The trackers I’ve added are for things like mood, weight, and health. For example: I have a seizure disorder that I recently started getting medical attention for, so I track when seizures occur. My mood tracker is laid out over an entire year with a block for each day. At the end of every day, the block for that day gets colored in with a color that matches my code for the mood that prevailed. Green for “good,” yellow for “okay,” orange for “bleh,” and red for “sh*t.”

The trackers are particularly useful for keeping an eye on patterns in your mood/health/finances/etc. This allows you to easily look back on them and reflect. Self-reflection has been a really important thing for me these days as I focus on healing and recovering. I’ve realized that I am particularly inept at listening to my body when it’s trying to tell me something and my trackers have been instrumental in allowing me to pay more attention. Even just the act of filling in the trackers on a regular basis is really helpful because it keeps me more aware of those things throughout the day.

My Setup

The setup I have right now is mostly a mismatched collection of things we already had around the house. Things like a cheap ball-point pen, a set of Cra-Z-Art colored pencils, and sometimes my Staedtler marker pens (though they have a tendency to show/bleed through). I did purchase a Moleskine dot-grid notebook, which is the one I’m using now, because I wanted to try the dot-grid style and I’ve always been a bit partial to Moleskine notebooks. I definitely enjoy and recommend dot-grid notebooks for this type of journaling, but any notebook will do. It all just depends on what it is that you’re trying to accomplish.
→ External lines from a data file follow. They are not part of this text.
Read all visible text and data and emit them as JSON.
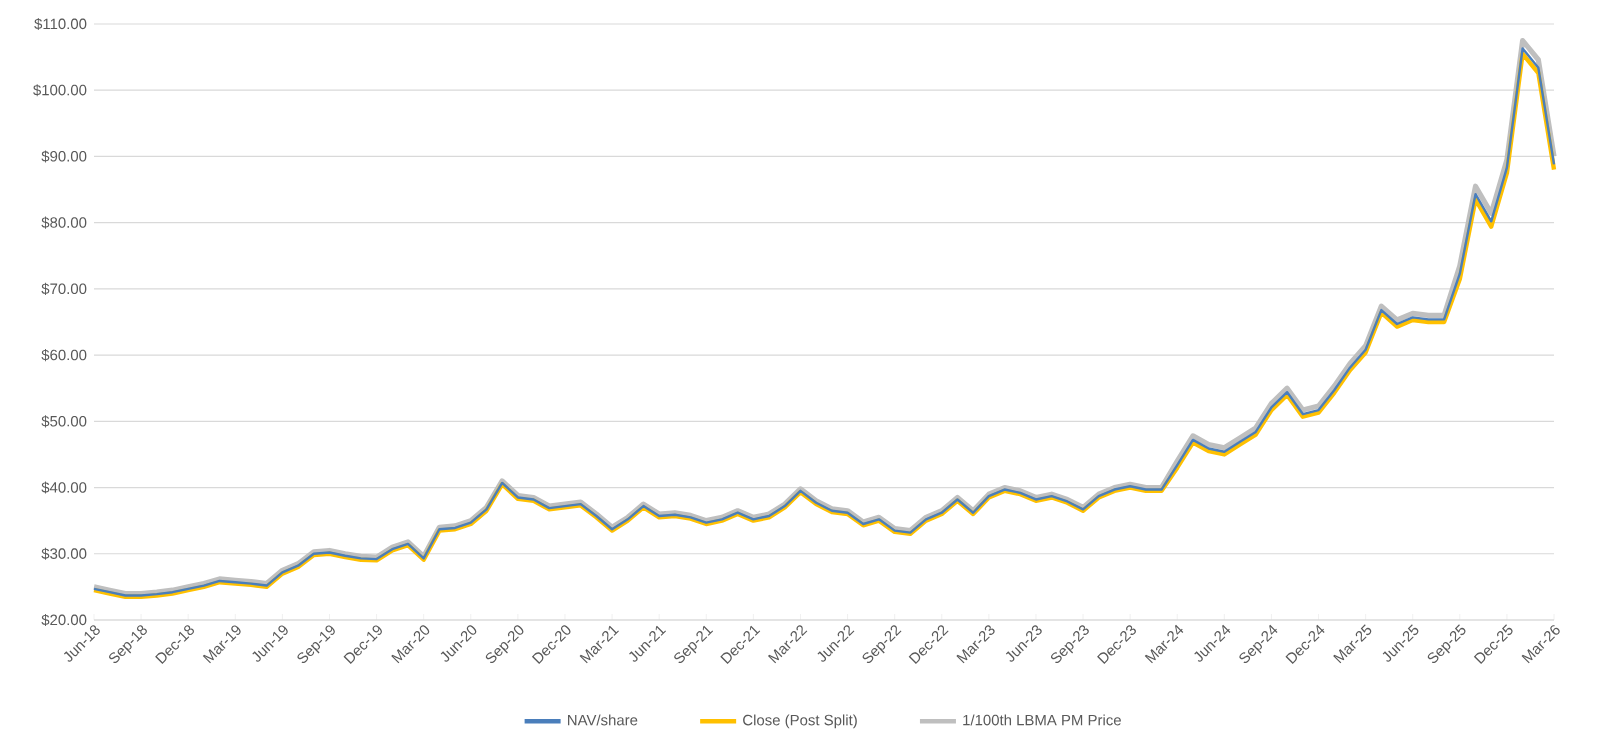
{
  "chart_data": {
    "type": "line",
    "x": [
      "2018-06",
      "2018-07",
      "2018-08",
      "2018-09",
      "2018-10",
      "2018-11",
      "2018-12",
      "2019-01",
      "2019-02",
      "2019-03",
      "2019-04",
      "2019-05",
      "2019-06",
      "2019-07",
      "2019-08",
      "2019-09",
      "2019-10",
      "2019-11",
      "2019-12",
      "2020-01",
      "2020-02",
      "2020-03",
      "2020-04",
      "2020-05",
      "2020-06",
      "2020-07",
      "2020-08",
      "2020-09",
      "2020-10",
      "2020-11",
      "2020-12",
      "2021-01",
      "2021-02",
      "2021-03",
      "2021-04",
      "2021-05",
      "2021-06",
      "2021-07",
      "2021-08",
      "2021-09",
      "2021-10",
      "2021-11",
      "2021-12",
      "2022-01",
      "2022-02",
      "2022-03",
      "2022-04",
      "2022-05",
      "2022-06",
      "2022-07",
      "2022-08",
      "2022-09",
      "2022-10",
      "2022-11",
      "2022-12",
      "2023-01",
      "2023-02",
      "2023-03",
      "2023-04",
      "2023-05",
      "2023-06",
      "2023-07",
      "2023-08",
      "2023-09",
      "2023-10",
      "2023-11",
      "2023-12",
      "2024-01",
      "2024-02",
      "2024-03",
      "2024-04",
      "2024-05",
      "2024-06",
      "2024-07",
      "2024-08",
      "2024-09",
      "2024-10",
      "2024-11",
      "2024-12",
      "2025-01",
      "2025-02",
      "2025-03",
      "2025-04",
      "2025-05",
      "2025-06",
      "2025-07",
      "2025-08",
      "2025-09",
      "2025-10",
      "2025-11",
      "2025-12",
      "2026-01",
      "2026-02",
      "2026-03"
    ],
    "series": [
      {
        "name": "NAV/share",
        "color": "#4a7ebb",
        "values": [
          24.7,
          24.2,
          23.7,
          23.7,
          23.9,
          24.2,
          24.7,
          25.2,
          25.9,
          25.7,
          25.5,
          25.2,
          27.2,
          28.2,
          30.0,
          30.2,
          29.7,
          29.3,
          29.2,
          30.7,
          31.5,
          29.3,
          33.7,
          33.9,
          34.7,
          36.7,
          40.7,
          38.5,
          38.2,
          36.9,
          37.2,
          37.5,
          35.7,
          33.7,
          35.2,
          37.2,
          35.7,
          35.9,
          35.5,
          34.7,
          35.2,
          36.2,
          35.2,
          35.7,
          37.2,
          39.5,
          37.7,
          36.5,
          36.2,
          34.5,
          35.2,
          33.5,
          33.2,
          35.2,
          36.2,
          38.2,
          36.2,
          38.7,
          39.7,
          39.2,
          38.2,
          38.7,
          37.9,
          36.7,
          38.7,
          39.7,
          40.2,
          39.7,
          39.7,
          43.4,
          47.2,
          45.9,
          45.4,
          46.9,
          48.4,
          52.1,
          54.4,
          51.1,
          51.7,
          54.7,
          58.1,
          60.8,
          66.8,
          64.7,
          65.7,
          65.4,
          65.4,
          72.3,
          84.3,
          80.2,
          88.3,
          106.3,
          103.4,
          88.8
        ]
      },
      {
        "name": "Close (Post Split)",
        "color": "#ffc000",
        "values": [
          24.5,
          24.0,
          23.5,
          23.5,
          23.7,
          24.0,
          24.5,
          25.0,
          25.7,
          25.5,
          25.3,
          25.0,
          27.0,
          28.0,
          29.8,
          30.0,
          29.5,
          29.1,
          29.0,
          30.5,
          31.3,
          29.1,
          33.5,
          33.7,
          34.5,
          36.5,
          40.5,
          38.3,
          38.0,
          36.7,
          37.0,
          37.3,
          35.5,
          33.5,
          35.0,
          37.0,
          35.5,
          35.7,
          35.3,
          34.5,
          35.0,
          36.0,
          35.0,
          35.5,
          37.0,
          39.3,
          37.5,
          36.3,
          36.0,
          34.3,
          35.0,
          33.3,
          33.0,
          35.0,
          36.0,
          38.0,
          36.0,
          38.5,
          39.5,
          39.0,
          38.0,
          38.5,
          37.7,
          36.5,
          38.5,
          39.5,
          40.0,
          39.5,
          39.5,
          43.0,
          46.8,
          45.5,
          45.0,
          46.5,
          48.0,
          51.7,
          54.0,
          50.7,
          51.3,
          54.3,
          57.7,
          60.4,
          66.4,
          64.3,
          65.3,
          65.0,
          65.0,
          71.5,
          83.5,
          79.4,
          87.5,
          105.5,
          102.6,
          88.0
        ]
      },
      {
        "name": "1/100th LBMA PM Price",
        "color": "#bfbfbf",
        "values": [
          25.0,
          24.5,
          24.0,
          24.0,
          24.2,
          24.5,
          25.0,
          25.5,
          26.2,
          26.0,
          25.8,
          25.5,
          27.5,
          28.5,
          30.3,
          30.5,
          30.0,
          29.6,
          29.5,
          31.0,
          31.8,
          29.6,
          34.0,
          34.2,
          35.0,
          37.0,
          41.0,
          38.8,
          38.5,
          37.2,
          37.5,
          37.8,
          36.0,
          34.0,
          35.5,
          37.5,
          36.0,
          36.2,
          35.8,
          35.0,
          35.5,
          36.5,
          35.5,
          36.0,
          37.5,
          39.8,
          38.0,
          36.8,
          36.5,
          34.8,
          35.5,
          33.8,
          33.5,
          35.5,
          36.5,
          38.5,
          36.5,
          39.0,
          40.0,
          39.5,
          38.5,
          39.0,
          38.2,
          37.0,
          39.0,
          40.0,
          40.5,
          40.0,
          40.0,
          44.0,
          47.8,
          46.5,
          46.0,
          47.5,
          49.0,
          52.7,
          55.0,
          51.7,
          52.3,
          55.3,
          58.7,
          61.4,
          67.4,
          65.3,
          66.3,
          66.0,
          66.0,
          73.5,
          85.5,
          81.4,
          89.5,
          107.5,
          104.6,
          90.0
        ]
      }
    ],
    "xlim": [
      "2018-06",
      "2026-03"
    ],
    "xticks": [
      {
        "value": "2018-06",
        "label": "Jun-18"
      },
      {
        "value": "2018-09",
        "label": "Sep-18"
      },
      {
        "value": "2018-12",
        "label": "Dec-18"
      },
      {
        "value": "2019-03",
        "label": "Mar-19"
      },
      {
        "value": "2019-06",
        "label": "Jun-19"
      },
      {
        "value": "2019-09",
        "label": "Sep-19"
      },
      {
        "value": "2019-12",
        "label": "Dec-19"
      },
      {
        "value": "2020-03",
        "label": "Mar-20"
      },
      {
        "value": "2020-06",
        "label": "Jun-20"
      },
      {
        "value": "2020-09",
        "label": "Sep-20"
      },
      {
        "value": "2020-12",
        "label": "Dec-20"
      },
      {
        "value": "2021-03",
        "label": "Mar-21"
      },
      {
        "value": "2021-06",
        "label": "Jun-21"
      },
      {
        "value": "2021-09",
        "label": "Sep-21"
      },
      {
        "value": "2021-12",
        "label": "Dec-21"
      },
      {
        "value": "2022-03",
        "label": "Mar-22"
      },
      {
        "value": "2022-06",
        "label": "Jun-22"
      },
      {
        "value": "2022-09",
        "label": "Sep-22"
      },
      {
        "value": "2022-12",
        "label": "Dec-22"
      },
      {
        "value": "2023-03",
        "label": "Mar-23"
      },
      {
        "value": "2023-06",
        "label": "Jun-23"
      },
      {
        "value": "2023-09",
        "label": "Sep-23"
      },
      {
        "value": "2023-12",
        "label": "Dec-23"
      },
      {
        "value": "2024-03",
        "label": "Mar-24"
      },
      {
        "value": "2024-06",
        "label": "Jun-24"
      },
      {
        "value": "2024-09",
        "label": "Sep-24"
      },
      {
        "value": "2024-12",
        "label": "Dec-24"
      },
      {
        "value": "2025-03",
        "label": "Mar-25"
      },
      {
        "value": "2025-06",
        "label": "Jun-25"
      },
      {
        "value": "2025-09",
        "label": "Sep-25"
      },
      {
        "value": "2025-12",
        "label": "Dec-25"
      },
      {
        "value": "2026-03",
        "label": "Mar-26"
      }
    ],
    "ylim": [
      20,
      110
    ],
    "yticks": [
      {
        "value": 20,
        "label": "$20.00"
      },
      {
        "value": 30,
        "label": "$30.00"
      },
      {
        "value": 40,
        "label": "$40.00"
      },
      {
        "value": 50,
        "label": "$50.00"
      },
      {
        "value": 60,
        "label": "$60.00"
      },
      {
        "value": 70,
        "label": "$70.00"
      },
      {
        "value": 80,
        "label": "$80.00"
      },
      {
        "value": 90,
        "label": "$90.00"
      },
      {
        "value": 100,
        "label": "$100.00"
      },
      {
        "value": 110,
        "label": "$110.00"
      }
    ],
    "grid": "y",
    "legend": "bottom"
  }
}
Of course if you do any kind of online research for journaling, you’re going to see a very wide variety of things that other people have done. Especially on Pinterest. Everything from clean, simple, minimalistic stuff, all the way to almost entirely art notebooks with watercolors, markers, paints, etc. Don’t get overwhelmed. Start off simple. Then, as you get more comfortable in the routine, you can add more things as you please. If you’re anything like me, you’re going to be tempted to try everything all at once. Resist that urge. Just trust me on this. Allow yourself the time and wiggle room to try new methods slowly, so that you can find exactly what it is that works for you.

And that’s it for now!
Until next Monday, cheers to you and yours and happy journaling!